Lower interchange fees will help digital wallets


A time limit is in place, but once that happens, the revised interchange fees set by Visa can go a long way in creating a new wave of digital commerce, where payments are increasingly made through digital wallets.

To recap: Interchange fees are set by payment networks – Visa among them – and are the fees that merchants pay card-issuing banks when customers pay with credit and debit cards to complete transactions ( and in the simplest explanation, the issuing bank collects the exchange from the acquiring bank).

In terms of mechanics, the interchange commission is calculated as a percentage of the sale price of a good or service, increased by a fixed amount.

These interchange fees are updated, usually a few times a year. And generally, they tend to increase. But with the economic uproar caused by the pandemic, the latest round of revisions has been pushed back to April 2022.
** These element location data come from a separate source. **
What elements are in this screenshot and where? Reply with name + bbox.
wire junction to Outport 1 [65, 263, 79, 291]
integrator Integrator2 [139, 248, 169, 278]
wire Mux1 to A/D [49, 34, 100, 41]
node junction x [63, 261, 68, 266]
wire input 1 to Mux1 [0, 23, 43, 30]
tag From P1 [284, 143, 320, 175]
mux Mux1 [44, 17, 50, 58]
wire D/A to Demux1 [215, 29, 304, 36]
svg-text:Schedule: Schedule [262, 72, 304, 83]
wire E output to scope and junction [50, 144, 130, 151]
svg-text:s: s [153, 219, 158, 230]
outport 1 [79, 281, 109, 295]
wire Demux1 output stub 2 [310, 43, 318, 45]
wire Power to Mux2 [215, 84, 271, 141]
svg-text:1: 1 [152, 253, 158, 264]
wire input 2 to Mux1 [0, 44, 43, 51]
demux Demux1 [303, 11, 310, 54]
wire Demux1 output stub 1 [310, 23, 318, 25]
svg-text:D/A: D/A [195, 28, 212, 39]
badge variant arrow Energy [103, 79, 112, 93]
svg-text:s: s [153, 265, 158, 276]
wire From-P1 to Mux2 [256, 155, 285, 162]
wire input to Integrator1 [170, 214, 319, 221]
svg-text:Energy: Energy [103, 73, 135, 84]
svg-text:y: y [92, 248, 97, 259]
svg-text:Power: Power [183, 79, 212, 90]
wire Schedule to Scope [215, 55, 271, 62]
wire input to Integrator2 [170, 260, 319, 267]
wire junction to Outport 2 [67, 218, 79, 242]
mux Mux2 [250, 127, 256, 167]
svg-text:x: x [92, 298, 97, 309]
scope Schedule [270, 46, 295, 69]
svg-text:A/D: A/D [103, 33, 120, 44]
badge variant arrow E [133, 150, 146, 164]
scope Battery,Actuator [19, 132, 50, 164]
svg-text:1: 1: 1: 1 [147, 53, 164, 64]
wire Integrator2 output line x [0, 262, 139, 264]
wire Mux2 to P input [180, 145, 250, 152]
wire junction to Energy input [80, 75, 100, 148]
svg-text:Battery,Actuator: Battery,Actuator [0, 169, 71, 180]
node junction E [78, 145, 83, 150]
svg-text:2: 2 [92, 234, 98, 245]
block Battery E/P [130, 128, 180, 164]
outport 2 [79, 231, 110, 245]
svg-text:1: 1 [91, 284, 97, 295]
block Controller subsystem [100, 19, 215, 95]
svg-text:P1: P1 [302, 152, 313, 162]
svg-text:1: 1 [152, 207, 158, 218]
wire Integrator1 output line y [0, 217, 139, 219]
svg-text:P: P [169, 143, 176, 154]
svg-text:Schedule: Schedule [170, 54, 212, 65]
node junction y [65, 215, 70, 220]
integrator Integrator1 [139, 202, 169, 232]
In the scores of the payment categories, there remains a reduction in interchange fees on transactions secured by tokenization of the network. JP Morgan said in a recent Note that the reduction of 10 basis points may not translate into a true reduction of that amount, as the rates of non-tokenized transactions will increase. Depending on the merchant, vertical and payment mix, the impact of interchange fees on the bottom line may vary.

But, according to JP Morgan, “traders who do not take advantage of the digital wallet incentive will undoubtedly leave money on the table.”

In other words: 10 basis points might seem like a small step for ecommerce, but it can be a giant leap for digital wallets.

As merchants revamp and re-evaluate their digital strategies, they will also be looking for new ways to save money and therefore look for ways to get consumers to use their digital wallets when they pay.

The appeal of tokenization and digital wallets is expected to extend far beyond margin considerations. In March, Visa issued its 2 billionth token since the launch of Visa Token Service in 2014.

In an interview with Karen Webster of PYMNTS, Ansar Ansari, then Senior Vice President of Product and Digital Solutions, and Alan johnson, then vice president of digital products and solutions at Visa, said the long-term goal is to extend consumer credential security beyond Visa cards. Traders saw their conversion rates improve by an average of 3.2 percentage points – and some saw gains of around 6 to 7 percentage points.

This is because at the most basic level, a simpler verification experience results in higher buyer conversions, fewer false positives, and a more streamlined checkout process.

Visa’s goals are twofold for tokenization, Ansari said: “To ensure that we secure credentials and to ensure that the consumer experience is as good as possible. “

As he noted in this interview, for a hypothetical eTailer that achieved $ 100 billion in annual sales, a 1.5% incremental increase in sales could represent an increase of $ 1.5 billion, simply due to higher authorization rates for transactions that leverage tokenized credentials on file. .



About the study: UK consumers see local purchases as essential for both supporting the economy and preserving the environment, but many local High Street businesses are struggling to get them in. In the new Making Loyalty Work For Small Businesses study, PYMNTS surveys 1,115 UK consumers to find out how offering personalized loyalty programs can help engage new High Street shoppers.